A platform-LLM call that fails with a 5xx / timeout / network error does not consume a quota slot — DriftWise releases the weekly and hourly reservation atomically before returning the error. 4xx failures (auth issues on a configured BYOK key, for example) do consume the slot and additionally record against the BYOK failure circuit breaker.

Breaking change — per-request BYOK removed (April 2026)

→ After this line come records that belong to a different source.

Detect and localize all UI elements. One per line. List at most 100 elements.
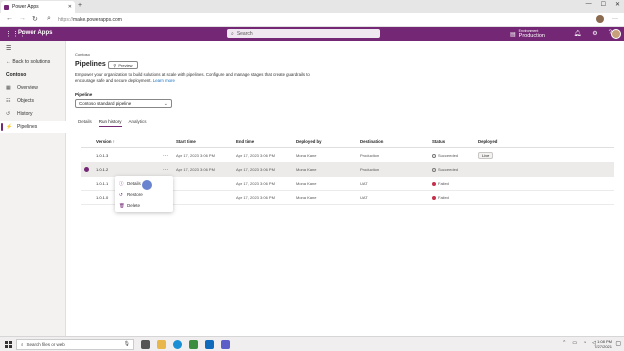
status-text: Succeeded xyxy=(438,153,459,158)
cell-status: Failed xyxy=(432,191,449,204)
app-header: ⋮⋮⋮ Power Apps ⌕ Search ▤ Environment Pr… xyxy=(0,27,624,41)
column-header-destination[interactable]: Destination xyxy=(360,136,383,147)
row-selected-radio[interactable] xyxy=(84,167,89,172)
taskbar-apps xyxy=(141,340,230,349)
sidebar-item-overview[interactable]: ▦ Overview xyxy=(0,82,66,94)
search-placeholder: Search xyxy=(236,30,253,37)
sidebar-item-pipelines[interactable]: ⚡ Pipelines xyxy=(0,121,66,133)
column-header-deployed-by[interactable]: Deployed by xyxy=(296,136,322,147)
overview-icon: ▦ xyxy=(6,85,11,91)
new-tab-button[interactable]: + xyxy=(78,2,82,9)
sidebar-item-label: Overview xyxy=(17,85,38,91)
tab-analytics[interactable]: Analytics xyxy=(129,119,147,127)
column-header-start-time[interactable]: Start time xyxy=(176,136,196,147)
cell-version: 1.0.1.1 xyxy=(96,181,109,186)
os-taskbar: ⌕ Search files or web 🎙︎ ⌃ ▭ ◔ ◁ 1:08 PM… xyxy=(0,336,624,351)
close-window-icon[interactable]: ✕ xyxy=(615,1,620,8)
cell-start-time: Apr 17, 2023 3:06 PM xyxy=(176,167,215,172)
sidebar-item-label: Pipelines xyxy=(17,124,38,130)
chevron-up-icon[interactable]: ⌃ xyxy=(562,340,566,346)
address-bar: ← → ↻ ⌕ https:// make.powerapps.com ··· xyxy=(0,13,624,27)
pipeline-dropdown-value: Contoso standard pipeline xyxy=(79,101,132,106)
user-avatar[interactable] xyxy=(611,29,621,39)
learn-more-link[interactable]: Learn more xyxy=(153,78,175,83)
browser-profile-avatar[interactable] xyxy=(596,15,604,23)
back-arrow-icon[interactable]: ← xyxy=(6,15,13,22)
menu-item-delete[interactable]: 🗑︎ Delete xyxy=(115,200,173,211)
cell-destination: Production xyxy=(360,167,380,172)
taskbar-search-input[interactable]: ⌕ Search files or web 🎙︎ xyxy=(16,339,134,350)
left-navigation: ☰ ← Back to solutions Contoso ▦ Overview… xyxy=(0,41,66,336)
minimize-icon[interactable]: — xyxy=(586,1,592,8)
task-view-icon[interactable] xyxy=(141,340,150,349)
failed-error-icon xyxy=(432,181,436,186)
browser-tab[interactable]: Power Apps ✕ xyxy=(1,1,75,13)
cell-deployed-by: Mona Kane xyxy=(296,153,317,158)
menu-item-restore[interactable]: ↺ Restore xyxy=(115,189,173,200)
url-field[interactable]: https:// make.powerapps.com xyxy=(58,15,593,25)
environment-picker[interactable]: ▤ Environment Production xyxy=(510,29,545,39)
table-row[interactable]: 1.0.1.3 ··· Apr 17, 2023 3:06 PM Apr 17,… xyxy=(81,149,614,163)
tab-details[interactable]: Details xyxy=(78,119,92,127)
system-clock[interactable]: 1:08 PM 7/27/2021 xyxy=(594,339,612,349)
row-more-actions-icon[interactable]: ··· xyxy=(163,149,168,162)
outlook-icon[interactable] xyxy=(205,340,214,349)
taskbar-search-placeholder: Search files or web xyxy=(26,342,65,347)
tab-close-icon[interactable]: ✕ xyxy=(68,4,72,10)
settings-gear-icon[interactable]: ⚙ xyxy=(592,30,597,37)
url-prefix: https:// xyxy=(58,17,74,23)
cell-deployed-by: Mona Kane xyxy=(296,181,317,186)
forward-arrow-icon[interactable]: → xyxy=(19,15,26,22)
window-controls: — ☐ ✕ xyxy=(586,1,620,8)
sidebar-item-history[interactable]: ↺ History xyxy=(0,108,66,120)
cell-destination: Production xyxy=(360,153,380,158)
edge-browser-icon[interactable] xyxy=(173,340,182,349)
back-to-solutions-link[interactable]: ← Back to solutions xyxy=(6,59,50,65)
column-header-version[interactable]: Version ↑ xyxy=(96,136,115,147)
description-text: Empower your organization to build solut… xyxy=(75,72,310,83)
system-tray: ⌃ ▭ ◔ ◁ xyxy=(562,340,596,346)
failed-error-icon xyxy=(432,195,436,200)
microphone-icon[interactable]: 🎙︎ xyxy=(124,341,130,347)
store-icon[interactable] xyxy=(189,340,198,349)
info-icon: ⓘ xyxy=(119,180,124,186)
environment-icon: ▤ xyxy=(510,31,516,38)
tab-run-history[interactable]: Run history xyxy=(98,119,122,127)
cell-deployed-by: Mona Kane xyxy=(296,167,317,172)
windows-start-icon[interactable] xyxy=(5,341,12,348)
row-more-actions-icon[interactable]: ··· xyxy=(163,163,168,176)
app-name[interactable]: Power Apps xyxy=(18,30,52,36)
column-header-status[interactable]: Status xyxy=(432,136,445,147)
maximize-icon[interactable]: ☐ xyxy=(601,1,606,8)
objects-icon: ☷ xyxy=(6,98,11,104)
nav-section-title: Contoso xyxy=(6,72,27,78)
notifications-icon[interactable]: 🔔︎ xyxy=(574,30,582,37)
notification-center-icon[interactable]: ▢ xyxy=(615,340,621,347)
preview-badge: ⚲ Preview xyxy=(108,61,138,69)
table-row-selected[interactable]: 1.0.1.2 ··· Apr 17, 2023 3:06 PM Apr 17,… xyxy=(81,163,614,177)
pipeline-dropdown[interactable]: Contoso standard pipeline ⌄ xyxy=(75,99,172,108)
back-to-solutions-label: Back to solutions xyxy=(12,59,51,65)
file-explorer-icon[interactable] xyxy=(157,340,166,349)
refresh-icon[interactable]: ↻ xyxy=(32,15,38,23)
cell-destination: UAT xyxy=(360,181,368,186)
url-text: make.powerapps.com xyxy=(73,17,122,23)
teams-icon[interactable] xyxy=(221,340,230,349)
column-header-end-time[interactable]: End time xyxy=(236,136,254,147)
browser-menu-icon[interactable]: ··· xyxy=(612,16,618,22)
sidebar-item-objects[interactable]: ☷ Objects xyxy=(0,95,66,107)
global-search-input[interactable]: ⌕ Search xyxy=(227,29,380,38)
grid-header: Version ↑ Start time End time Deployed b… xyxy=(81,136,614,148)
hamburger-menu-icon[interactable]: ☰ xyxy=(6,45,11,52)
search-icon: ⌕ xyxy=(47,15,51,22)
cell-end-time: Apr 17, 2023 3:06 PM xyxy=(236,195,275,200)
status-text: Failed xyxy=(438,195,449,200)
cell-status: Succeeded xyxy=(432,163,458,176)
cell-version: 1.0.1.2 xyxy=(96,167,109,172)
restore-icon: ↺ xyxy=(119,191,123,197)
column-header-deployed[interactable]: Deployed xyxy=(478,136,497,147)
network-icon[interactable]: ◔ xyxy=(583,340,586,346)
battery-icon[interactable]: ▭ xyxy=(572,340,577,346)
sidebar-item-label: Objects xyxy=(17,98,34,104)
breadcrumb[interactable]: Contoso xyxy=(75,52,90,57)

The legacy per-request BYOK shape — llm_config as a field on POST /analyze — has been removed. The strict request decoder rejects the field with 400 unknown_field. Migrate to persisted BYOK via PUT /api/v2/orgs/:id/llm-config.

Why the change

  • One place to configure — the drift-narrative worker (async) now uses the same BYOK credential as the /analyze handler. Previously the worker only used the platform key, which meant free/team orgs never got BYOK narratives.
  • Quota is per-unit, not per-LLM-call — one /analyze invocation now consumes exactly one quota slot regardless of how many internal LLM calls it triggers.

Security trade-off

Per-request BYOK kept your key ephemeral — it never landed in DriftWise's datastore. Persisted BYOK stores the ciphertext on DriftWise infrastructure next to the encryption key. Mitigations in place:

  • AES-256-GCM envelope encryption.
  • GKE Secrets wrapped by a KMS keyring (prevent_destroy = true).
  • Audit log on every create/update/delete — provider name only, never key material.
  • Hard-delete on revocation; no soft-delete column.
  • Least-privilege on the server's encryption key.

If your security policy forbids any customer key material at rest on our infrastructure, open a ticket. An enterprise contract can negotiate a hybrid ephemeral path — that is a planned follow-up, not a current feature.